Hélio Oiticica

COSMOCOCA 5: HENDRIX – WAR CC5-02

1973/2003
c-print mounted on aluminum
29 3/4 x 44 3/4 inches
edition 4 of 12 + 3 artist proofs

From the late 1950s to 1980 (the year of his untimely death at 42), Brazilian artist Hélio Oiticica continuously broke artistic ground and generated a body of work that incorporated painting, drawing, installation, interactive fabric clothing, and photography. Early on, Oiticica (alongside artists Lygia Clark and Lygia Pape) began making geometric abstractions as part of the Grupo Frente, but soon broke from these influences, joining the Grupo Neoconcreto in 1959 (formed by Clark and a handful of other artists).
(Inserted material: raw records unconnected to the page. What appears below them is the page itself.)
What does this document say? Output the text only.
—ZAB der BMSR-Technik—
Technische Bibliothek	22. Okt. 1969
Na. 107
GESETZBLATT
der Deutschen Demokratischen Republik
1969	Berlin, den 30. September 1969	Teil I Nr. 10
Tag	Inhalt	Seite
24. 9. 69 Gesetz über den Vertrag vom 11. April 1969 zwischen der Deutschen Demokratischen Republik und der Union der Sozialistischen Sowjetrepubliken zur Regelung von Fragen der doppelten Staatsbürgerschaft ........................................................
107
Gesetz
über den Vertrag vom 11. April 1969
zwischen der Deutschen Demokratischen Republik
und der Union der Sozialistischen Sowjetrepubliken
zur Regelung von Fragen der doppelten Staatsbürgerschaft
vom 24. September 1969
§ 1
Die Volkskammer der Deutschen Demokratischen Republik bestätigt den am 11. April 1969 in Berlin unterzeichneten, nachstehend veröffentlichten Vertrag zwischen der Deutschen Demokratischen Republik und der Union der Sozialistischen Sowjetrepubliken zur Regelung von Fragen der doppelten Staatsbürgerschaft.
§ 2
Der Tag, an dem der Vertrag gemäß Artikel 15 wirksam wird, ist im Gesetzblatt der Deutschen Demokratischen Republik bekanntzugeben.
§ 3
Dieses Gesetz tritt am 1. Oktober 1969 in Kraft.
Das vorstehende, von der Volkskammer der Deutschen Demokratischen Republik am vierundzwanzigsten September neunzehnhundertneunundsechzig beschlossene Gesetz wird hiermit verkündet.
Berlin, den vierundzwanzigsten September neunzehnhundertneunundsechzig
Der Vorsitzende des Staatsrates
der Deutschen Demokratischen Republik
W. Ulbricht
It is from this point forward that Oiticica begins to incorporate experimental materials and modes of art-making. After a move to New York in 1970, Oiticica developed (with friend and filmmaker Neville D’Almeida) an idea for a series of environmental installations called Cosmococas. Slide projections, sculptures, and furniture, in addition to American and Latin music come together in what he called “quasi-cinemas” to produce an interactive space that appeals to all the senses. In CC1: Trashiscapes (Cosmococa 1), for instance, the artist provides emery boards and mattresses, so guests can file their nails and relax while leisurely contemplating the projected images. This photograph comes from CC5: Hendrix-War, which features multi-colored hammocks and projected images of Jimi Hendrix’s War album covered in cocaine drawings. These drawings appear in many of the Cosmococas, and for Oiticica the narcotic symbolized a number of ideas, among them a counterculture subversion of the legal system, a decadent mode of pleasure, and a unique product indicative of Latin America’s connection to the rest of the world. In 2007, both the Tate Modern, London, and the Museum of Fine Arts, Houston, organized major exhibitions of Oiticica’s work. His work is in numerous public collections, among them Inhotim Centro de Arte Contemporânea, Belo Horizonte; Los Angeles County Museum of Art; Museo de Arte Latinoamericano de Buenos Aires; Museu d’Art Contemporani de Barcelona; Museu de Arte Contemporânea da Universidade de São Paulo; Museu de Arte Moderna, Rio de Janeiro; Museum of Fine Arts, Houston; Museum of Modern Art, New York; and Tate Modern, London.